Department for Transport turns to AI

The Department for Transport (DfT) is turning to artificial intelligence (AI) to help it deal with the mountain of correspondence it has to deal with.

The department receives around 70,000 items of correspondence a year of various types, usually requiring a response. Examples include questions from MPs and emails or letters from the public. While the department says it’s very good at dealing with them, it wanted to do better and improve internal processes.

Writing in a blog post, Zach Arundel from the DfT Lab said: “Let’s say each bit takes ten minutes to log, draft a response, and get out the door, that’s about 12,000 hours a year. And that’s a conservative estimate.

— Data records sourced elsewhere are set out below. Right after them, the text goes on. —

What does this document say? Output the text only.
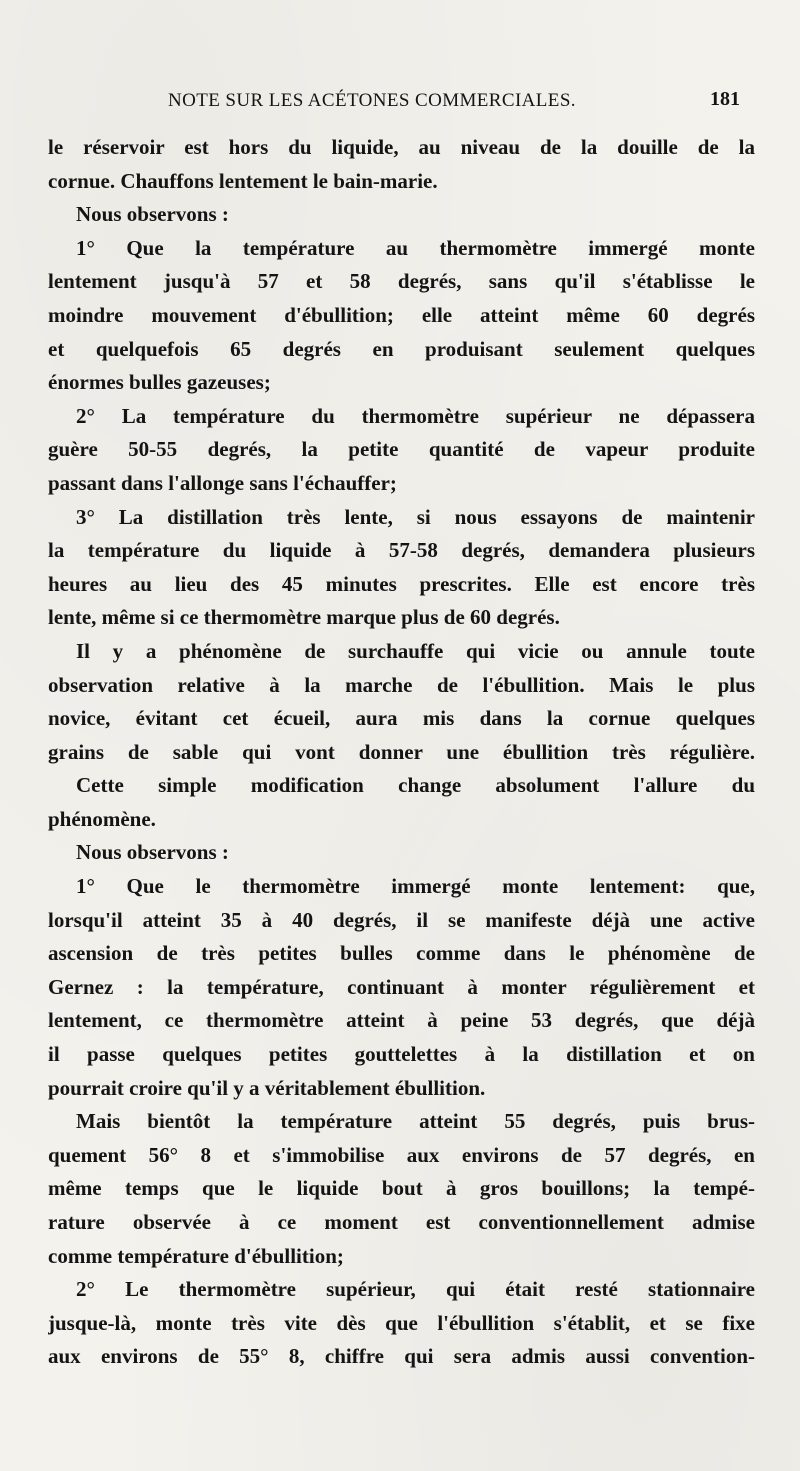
NOTE SUR LES ACÉTONES COMMERCIALES.	181
le réservoir est hors du liquide, au niveau de la douille de la
cornue. Chauffons lentement le bain-marie.
Nous observons :
1° Que la température au thermomètre immergé monte
lentement jusqu'à 57 et 58 degrés, sans qu'il s'établisse le
moindre mouvement d'ébullition; elle atteint même 60 degrés
et quelquefois 65 degrés en produisant seulement quelques
énormes bulles gazeuses;
2° La température du thermomètre supérieur ne dépassera
guère 50-55 degrés, la petite quantité de vapeur produite
passant dans l'allonge sans l'échauffer;
3° La distillation très lente, si nous essayons de maintenir
la température du liquide à 57-58 degrés, demandera plusieurs
heures au lieu des 45 minutes prescrites. Elle est encore très
lente, même si ce thermomètre marque plus de 60 degrés.
Il y a phénomène de surchauffe qui vicie ou annule toute
observation relative à la marche de l'ébullition. Mais le plus
novice, évitant cet écueil, aura mis dans la cornue quelques
grains de sable qui vont donner une ébullition très régulière.
Cette simple modification change absolument l'allure du
phénomène.
Nous observons :
1° Que le thermomètre immergé monte lentement: que,
lorsqu'il atteint 35 à 40 degrés, il se manifeste déjà une active
ascension de très petites bulles comme dans le phénomène de
Gernez : la température, continuant à monter régulièrement et
lentement, ce thermomètre atteint à peine 53 degrés, que déjà
il passe quelques petites gouttelettes à la distillation et on
pourrait croire qu'il y a véritablement ébullition.
Mais bientôt la température atteint 55 degrés, puis brus-
quement 56° 8 et s'immobilise aux environs de 57 degrés, en
même temps que le liquide bout à gros bouillons; la tempé-
rature observée à ce moment est conventionnellement admise
comme température d'ébullition;
2° Le thermomètre supérieur, qui était resté stationnaire
jusque-là, monte très vite dès que l'ébullition s'établit, et se fixe
aux environs de 55° 8, chiffre qui sera admis aussi convention-
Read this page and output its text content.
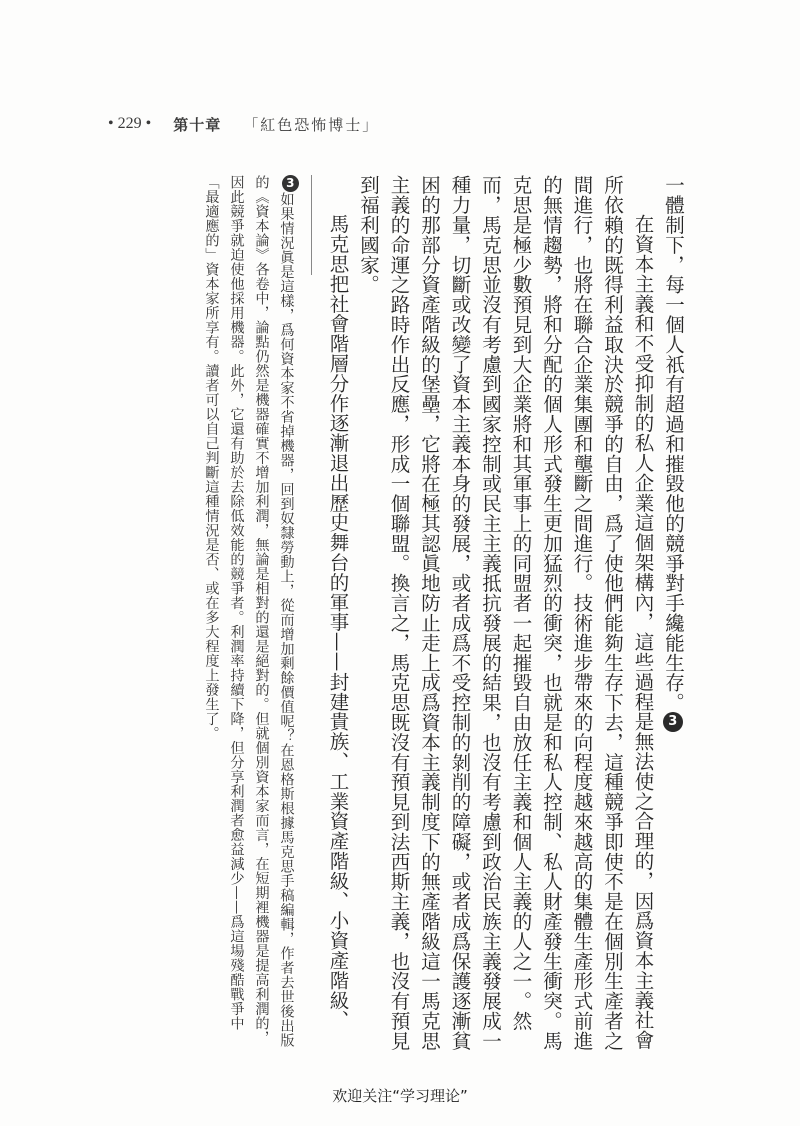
• 229 • 第十章 「紅色恐怖博士」

一體制下，每一個人祇有超過和摧毀他的競爭對手纔能生存。3

在資本主義和不受抑制的私人企業這個架構內，這些過程是無法使之合理的，因爲資本主義社會所依賴的既得利益取決於競爭的自由，爲了使他們能夠生存下去，這種競爭即使不是在個別生產者之間進行，也將在聯合企業集團和壟斷之間進行。技術進步帶來的向程度越來越高的集體生產形式前進的無情趨勢，將和分配的個人形式發生更加猛烈的衝突，也就是和私人控制、私人財產發生衝突。馬克思是極少數預見到大企業將和其軍事上的同盟者一起摧毀自由放任主義和個人主義的人之一。然而，馬克思並沒有考慮到國家控制或民主主義抵抗發展的結果，也沒有考慮到政治民族主義發展成一種力量，切斷或改變了資本主義本身的發展，或者成爲不受控制的剝削的障礙，或者成爲保護逐漸貧困的那部分資產階級的堡壘，它將在極其認眞地防止走上成爲資本主義制度下的無產階級這一馬克思主義的命運之路時作出反應，形成一個聯盟。換言之，馬克思既沒有預見到法西斯主義，也沒有預見到福利國家。

馬克思把社會階層分作逐漸退出歷史舞台的軍事——封建貴族、工業資產階級、小資產階級、

3如果情況眞是這樣，爲何資本家不省掉機器，回到奴隸勞動上，從而增加剩餘價值呢？在恩格斯根據馬克思手稿編輯，作者去世後出版的《資本論》各卷中，論點仍然是機器確實不增加利潤，無論是相對的還是絕對的。但就個別資本家而言，在短期裡機器是提高利潤的，因此競爭就迫使他採用機器。此外，它還有助於去除低效能的競爭者。利潤率持續下降，但分享利潤者愈益減少——爲這場殘酷戰爭中「最適應的」資本家所享有。讀者可以自己判斷這種情況是否、或在多大程度上發生了。

欢迎关注“学习理论”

“DfT invests in being accountable, open and accessible and we take pride in answering correspondence as promptly as possible. But could we do even better by making smarter use of technology? That’s what the DfT Lab  set out to investigate – could we develop a system to improve our performance and reduce the time and cost? We started out by designing a basic working piece of software to do this, called a prototype.”

 

Pain points

Two major pain points were identified by the team tasked with finding a solution to the admin burden. The first was in transposing data (name, address, etc) from a scanned bit of mail to a database. This takes time and can easily introduce errors. The second problem is that it’s hard to know who to allocate each bit of correspondence to. This can be a challenge because:

  • people change jobs
  • some correspondence needs answers from a number of different teams
  • sometimes letters are about unusual topics that are difficult to place

 

Machine learning

The post goes on to explain that machine learning was identified as the solution.

“The first problem is quite easy to solve,” said Arundel. “We fed our scanned images to the Google Cloud Vision API. This recognises the text and converts it into a digital form which is readable by other programs. For the prototype we made up a set of test data with publicly available names, addresses, emails etc. (for example from the Parliament website). For the finished article we would need of course to assess how securely sensitive data could be stored.

“We then used something called the Stanford Named Entity Recognizer, which is brilliant at identifying people’s names, to capture who it’s from and who it’s to. Then we used some regular expressions to capture dates, email addresses and reference numbers.”

This automatically filled in the required fields, as well as pulling information about the sender’s job from Parliament’s API, saving time and reducing errors.

Solving the second problem was more complicated as the DfT wanted to train the machine to know which team in the department should answer each letter.

“To begin with, we focused on parliamentary questions (PQs) because they’re quite short and already available in a digital format,” explained Arundel. “We used about 5,000 of them to train a neural network to recognise PQs and allocate them correctly.

“A neural network is a simple model of the human brain: a network of switches that fire depending on the intensity of their input. We train this network by inputting our PQs, and the computer tweaks the sensitivity of our switches to get the right result consistently. It’s a cool name for a deceptively simple concept.

“In practice, we don’t need to know too much about how the neural net arranges itself, we just need to know if it works! And after some head scratching it did, with about 90% accuracy.”

 

Further development

In an attempt to drive the 90% figure higher, further machine training was carried out.

“We focused on PQs, as the data was easy to get hold of, and with some small(ish) tweaks, our models could reliably sort all the correspondence the department gets,” said Arundel. “Right now, our machine sorts into teams, which is easy compared to the real requirement – routing the correspondence to the right person for drafting – and that’s where our current models fall down. Machine learning relies on big data sets to train, with thousands and thousands of entries. Most of us respond to less than 10 bits of correspondence a year.

“I’m confident that, with a bit of data massaging, we could improve our accuracy and match PQs with people, but that’s a problem for another time.”

Now that the prototype is complete the DfT Lab is working with the private office correspondence team to explore how to take the technology forward.

Arundel concluded by saying: “According to the government’s independent review ‘Growing the artificial intelligence industry in the UK’, the government will need to ensure that staff have the skills and practical tools needed to recognise and realise how AI can help them deliver their responsibilities and objectives.

“It’s ambitious, but true. Machine learning isn’t just for academics or Google – it’s a tool for everyone. And it doesn’t have to be complicated.”